Gene Lee, the retiring Darden Restaurants Inc. CEO who had his last earnings call Thursday with analysts, imparted a few pearls of wisdom about restaurant operations.
“We're fighting,” said Lee, who started his storied career as a busboy. “I always say, ‘We're fighting for that last four top.’ That last four top is so profitable, and we need to make sure that we continue to create great value, and we’ve got to operate well.”
Orlando, Fla.-based Darden had named Lee CEO n 2015. Lee came to Darden in 2007 with Olive Garden parent’s purchase of Rare Hospitality International Inc., where he had spent the prior 10 years and was eventually named president.
In December, Darden announced Lee would retire May 29, succeeded by current chief operating officer Ricardo Cardenas as the next CEO.
“This morning marked my 31st and final earnings call in my years leading Darden,” Lee said Thursday. “So all the analysts who support us: Thank you for believing us, our vision and our ability to execute. And for those of you who didn't always believe in us, thank you as well. You motivated me more than you will ever know.”
Lee said he began his journey 45 years ago as a high school student bussing tables.
“I've learned a lot of lessons throughout my career, but two in particular have served as guiding principles for me,” he said.
“First, when it comes to making decisions, you have to make sure both your guests and team members win. When those two critical stakeholders win, it's a good decision,” Lee said.
“Second … the restaurant business is simple, but simple is hard,” he said. “To be successful in the restaurant industry, you must have great people who consistently serve outstanding food and an engaging atmosphere.”
Lee noted, in response to an analyst question, that he believes the consumer is strong, compared to earlier economic turmoil.
“I think the biggest variable going forward that as I think about it, it's different than every other recession or a period that we had a real slowdown is that there's so many open jobs today,” he said. “And when you think about what really causes a recession, it's employment. And as things slow down a little bit, I just don't see companies, especially where the supply chains have been somewhat broken and inventories levels are low, I don't see us getting to a higher — a significantly higher unemployment level anytime in the near term, barring something really happens bad with what's going on overseas.”

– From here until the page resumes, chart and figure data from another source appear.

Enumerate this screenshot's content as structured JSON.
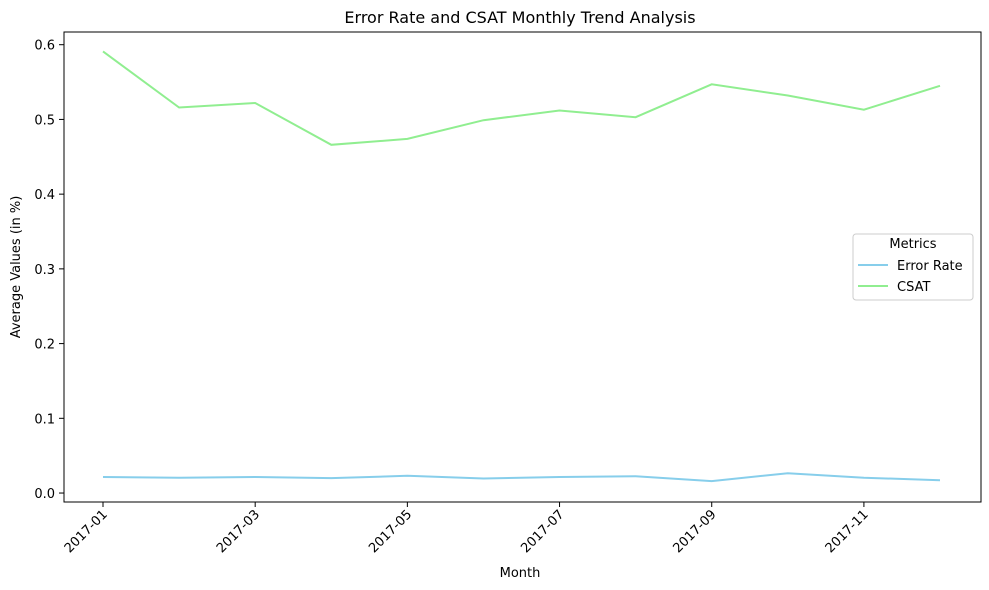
{
  "chart_data": {
    "type": "line",
    "title": "Error Rate and CSAT Monthly Trend Analysis",
    "xlabel": "Month",
    "ylabel": "Average Values (in %)",
    "x": [
      "2017-01",
      "2017-02",
      "2017-03",
      "2017-04",
      "2017-05",
      "2017-06",
      "2017-07",
      "2017-08",
      "2017-09",
      "2017-10",
      "2017-11",
      "2017-12"
    ],
    "x_tick_labels": [
      "2017-01",
      "2017-03",
      "2017-05",
      "2017-07",
      "2017-09",
      "2017-11"
    ],
    "ylim": [
      -0.012,
      0.617
    ],
    "y_ticks": [
      0.0,
      0.1,
      0.2,
      0.3,
      0.4,
      0.5,
      0.6
    ],
    "y_tick_labels": [
      "0.0",
      "0.1",
      "0.2",
      "0.3",
      "0.4",
      "0.5",
      "0.6"
    ],
    "grid": false,
    "legend": {
      "title": "Metrics",
      "placement": "center-right",
      "entries": [
        "Error Rate",
        "CSAT"
      ]
    },
    "series": [
      {
        "name": "Error Rate",
        "color": "#87ceeb",
        "values": [
          0.0215,
          0.0205,
          0.0215,
          0.02,
          0.023,
          0.0195,
          0.0215,
          0.0225,
          0.016,
          0.0265,
          0.0205,
          0.017
        ]
      },
      {
        "name": "CSAT",
        "color": "#90ee90",
        "values": [
          0.591,
          0.516,
          0.522,
          0.466,
          0.474,
          0.499,
          0.512,
          0.503,
          0.547,
          0.532,
          0.513,
          0.545
        ]
      }
    ]
  }
}
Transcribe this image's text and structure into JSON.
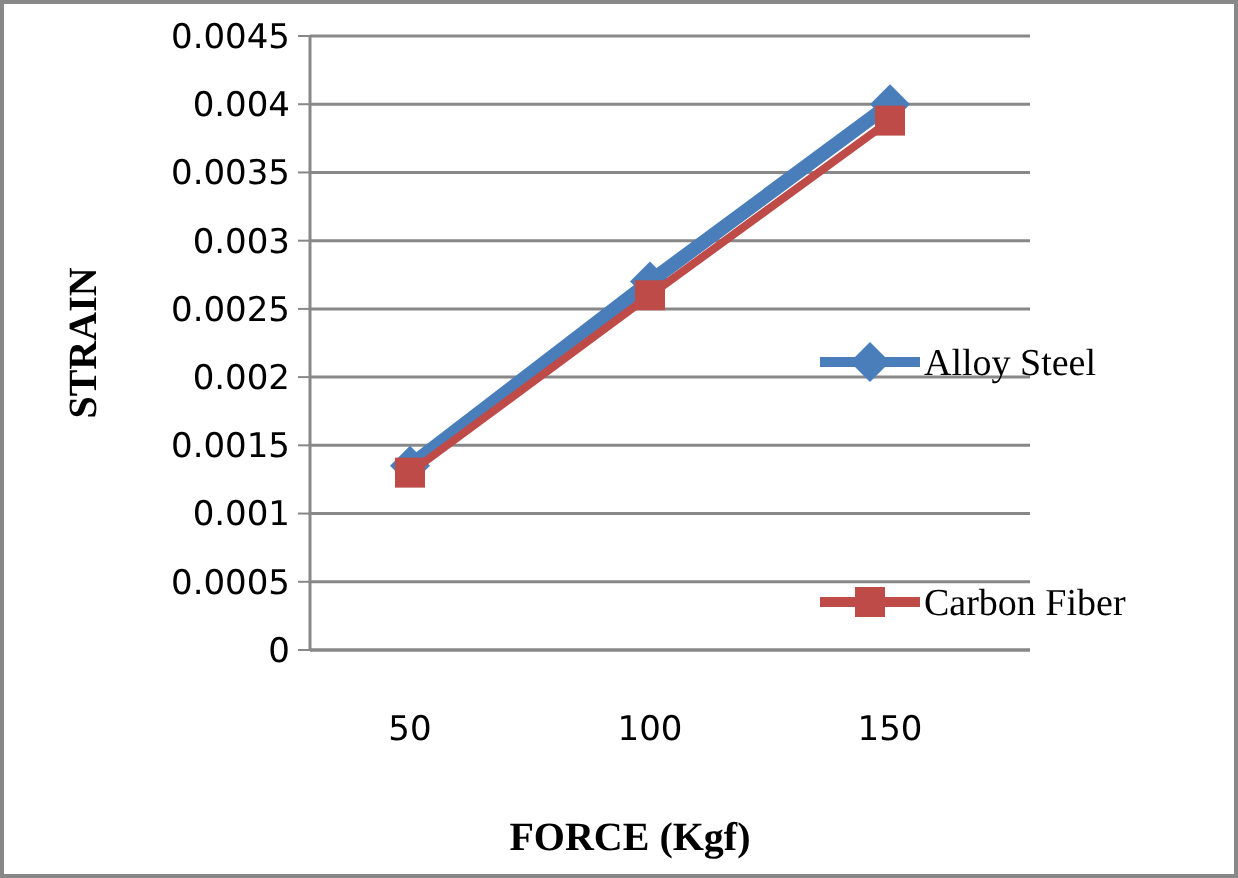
{
  "chart_data": {
    "type": "line",
    "xlabel": "FORCE (Kgf)",
    "ylabel": "STRAIN",
    "categories": [
      "50",
      "100",
      "150"
    ],
    "series": [
      {
        "name": "Alloy Steel",
        "color": "#4a7ebb",
        "marker": "diamond",
        "values": [
          0.00135,
          0.0027,
          0.004
        ]
      },
      {
        "name": "Carbon Fiber",
        "color": "#be4b48",
        "marker": "square",
        "values": [
          0.0013,
          0.0026,
          0.00388
        ]
      }
    ],
    "ylim": [
      0,
      0.0045
    ],
    "yticks": [
      0,
      0.0005,
      0.001,
      0.0015,
      0.002,
      0.0025,
      0.003,
      0.0035,
      0.004,
      0.0045
    ],
    "grid": "y",
    "legend": "right"
  }
}
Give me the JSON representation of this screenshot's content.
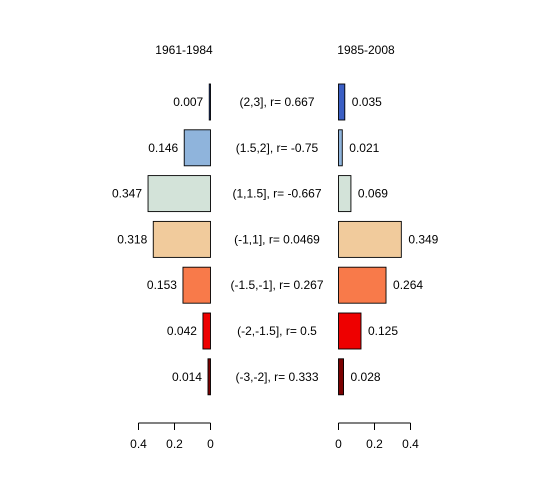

He added: “I just think this one is different, because of where employment is.”
Lee said casual-dining restaurants have to continue to strive to operate better.
“I think we got sloppy during COVID,” he said on the call. “We've had to do things to just stay open and get by. We’ve got to get sharp again.
“And I think our teams are doing a great job,” Lee added. “But I think as an industry, we've got to earn the right from the consumer to pay what we're asking them to pay. And we've got to provide a really true full-service environment.”
Lee after May will continue to serve as Darden’s board chair. He was named a Nation’s Restaurant News Golden Chain honoree in 2016. In 2018, he received the Gold Plate Award for industry excellence from the International Foodservice Manufacturers Association (IFMA).
Darden is the parent company to 1,855 restaurants, including 881 Olive Gardens, 539 LongHorn Steakhouses, 173 Cheddar's Scratch Kitchens, 85 Yard House units, 61 Capital Grilles, 44 Seasons 52 locations, 42 Bahama Breezes and 27 Eddie V's and three Capital Burger units.